Scandalous Books by Susan Lyons

I’m delighted to be today’s guest blogger. I write sexy romances for Kensington Aphrodisia – and I owe it all to two women.

Let’s start with Grace Metalious who, back in 1956, wrote a book called Peyton Place. Is anyone old enough to remember that book? Or the movie (1957, starring Lana Turner, nominated for a ton of Academy Awards) or TV show (1964-69, with Ryan O’Neal and Mia Farrow – the first primetime soap opera)?

My book club just read Peyton Place and I learned all sorts of interesting things. It sold over 10 million copies and is the 4th biggest selling novel of all time.
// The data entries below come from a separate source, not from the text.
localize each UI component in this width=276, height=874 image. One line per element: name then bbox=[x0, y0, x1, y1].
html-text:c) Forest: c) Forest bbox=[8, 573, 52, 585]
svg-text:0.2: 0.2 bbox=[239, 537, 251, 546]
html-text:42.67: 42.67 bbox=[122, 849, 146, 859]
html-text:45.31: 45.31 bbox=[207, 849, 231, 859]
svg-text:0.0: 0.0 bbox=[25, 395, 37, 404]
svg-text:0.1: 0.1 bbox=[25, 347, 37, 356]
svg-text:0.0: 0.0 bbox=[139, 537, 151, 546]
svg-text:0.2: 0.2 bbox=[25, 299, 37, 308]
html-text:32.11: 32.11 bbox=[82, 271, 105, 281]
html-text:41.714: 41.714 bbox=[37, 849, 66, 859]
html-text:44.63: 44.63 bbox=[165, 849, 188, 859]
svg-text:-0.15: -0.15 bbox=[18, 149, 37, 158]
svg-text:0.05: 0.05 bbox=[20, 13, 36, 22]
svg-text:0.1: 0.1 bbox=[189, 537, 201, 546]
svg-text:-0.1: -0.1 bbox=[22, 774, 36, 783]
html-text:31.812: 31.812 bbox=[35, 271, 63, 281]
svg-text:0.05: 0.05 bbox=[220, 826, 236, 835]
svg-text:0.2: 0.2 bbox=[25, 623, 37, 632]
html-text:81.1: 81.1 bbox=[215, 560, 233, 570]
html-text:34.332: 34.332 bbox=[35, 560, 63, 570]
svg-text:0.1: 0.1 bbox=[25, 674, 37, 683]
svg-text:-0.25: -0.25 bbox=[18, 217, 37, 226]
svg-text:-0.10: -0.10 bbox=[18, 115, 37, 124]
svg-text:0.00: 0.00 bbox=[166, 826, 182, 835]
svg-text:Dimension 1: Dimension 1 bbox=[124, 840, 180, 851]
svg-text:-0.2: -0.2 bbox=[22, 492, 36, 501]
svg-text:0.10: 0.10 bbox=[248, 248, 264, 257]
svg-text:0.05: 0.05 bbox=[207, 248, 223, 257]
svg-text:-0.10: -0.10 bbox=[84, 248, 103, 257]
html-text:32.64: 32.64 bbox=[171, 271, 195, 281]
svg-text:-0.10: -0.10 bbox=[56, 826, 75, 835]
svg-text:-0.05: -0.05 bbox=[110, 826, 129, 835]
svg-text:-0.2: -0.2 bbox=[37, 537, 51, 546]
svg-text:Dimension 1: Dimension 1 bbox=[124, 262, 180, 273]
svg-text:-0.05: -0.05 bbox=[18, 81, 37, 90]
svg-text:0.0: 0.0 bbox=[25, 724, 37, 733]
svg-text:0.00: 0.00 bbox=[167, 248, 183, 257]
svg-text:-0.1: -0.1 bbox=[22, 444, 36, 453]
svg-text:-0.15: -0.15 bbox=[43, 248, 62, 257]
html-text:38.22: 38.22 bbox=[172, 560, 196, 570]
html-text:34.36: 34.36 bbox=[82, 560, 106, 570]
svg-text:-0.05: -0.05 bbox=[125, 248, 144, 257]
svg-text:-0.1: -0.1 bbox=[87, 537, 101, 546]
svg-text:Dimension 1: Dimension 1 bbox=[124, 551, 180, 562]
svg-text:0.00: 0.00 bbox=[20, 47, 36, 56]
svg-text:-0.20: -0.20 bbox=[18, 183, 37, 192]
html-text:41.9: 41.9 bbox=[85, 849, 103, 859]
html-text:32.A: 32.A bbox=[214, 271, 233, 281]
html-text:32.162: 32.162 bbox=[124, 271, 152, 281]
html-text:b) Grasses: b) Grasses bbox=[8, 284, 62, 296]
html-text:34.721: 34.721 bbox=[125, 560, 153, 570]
But, more relevant to my blog today, is the fact that when it was published it was considered to be utterly scandalous. It created a whole new – and shocking – image of small-town life, rife with sex and secrets. The women of Peyton Place were the original desperate housewives, and the town harboured illegitimacy, adultery, rape, abortion and murder.

Peyton Place was a “dirty book,” but it was also an exposé of the secrets small-town America had kept buried. Grace Metalious was America’s “naughty girl” but her book had a huge popular appeal. It opened the door for commercial fiction that wasn’t “nice” and “proper.” It said, basically, that sex is an intrinsic part of normal life, and that women as well as men are sexual beings.

And remember, this was the 1950s. The days of white picket fences and Leave it to Beaver, Father Knows Best and The Donna Reed Show. The days when, if a bedroom scene was shown at all, the man and woman were husband and wife, buttoned up to the neck in PJs, and sleeping in separate twin beds. All I can say is, hurray for Grace!

Now, fast forward to the mid 1990s when a woman named Candace Bushnell wrote a column called Sex And The City, which became a book and an amazingly successful TV show. As with Grace, Candace wrote about a community – this time not a small town (or is it, in its own way?) but Manhattan. And within that community she focused on four female friends who did what young women had never done quite so openly before: experimented with sex and love, and got together to laugh, cry and dish explicitly about it. Again, a writer shattered the conventions and notched up another triumph for the liberation of women – and of female characters in fiction.

Okay, I’m no groundbreaker like either of them, but I love writing about my own Awesome Foursome, four 20-somethings who live in my own wonderful community – Vancouver, BC. These girls are at that magical but stressful age when you try to figure out who you are as a woman. They’re discovering their sexuality, figuring out whether they want sex or long-term love, learning how to separate from their parents without completely disrespecting them, working out how to balance career with personal live. And they’re doing it all as best friends, the same way Carrie Bradshaw and her friends did in Sex And The City. The fourth and final book in my series was released last week. “She’s on Top” is the story of Rina Goldberg, a woman with body-image issues who reconnects with her first love and discovers he’s turned out to be a true hottie. I’m thrilled to bits that it’s an RT Top Pick and has garnered a lot of other fabulous reviews.

I’d love it if you checked out my books (complete with trailers, excerpts, review quotes, and notes on how each originated) at my website: http://www.susanlyons.ca. If you hop on over and enter my monthly contest and say you came from Naughty & Spice, you’ll be entered in a contest to win a copy of “She’s on Top”. I’ll pick the winner on Saturday, April 5.

What I’d like to chat about with you today is: what books, movies, TV shows really rocked your world when you were young? Which were the ones that were scandalous in some fashion – that opened your eyes and made you see the world around you in a different way?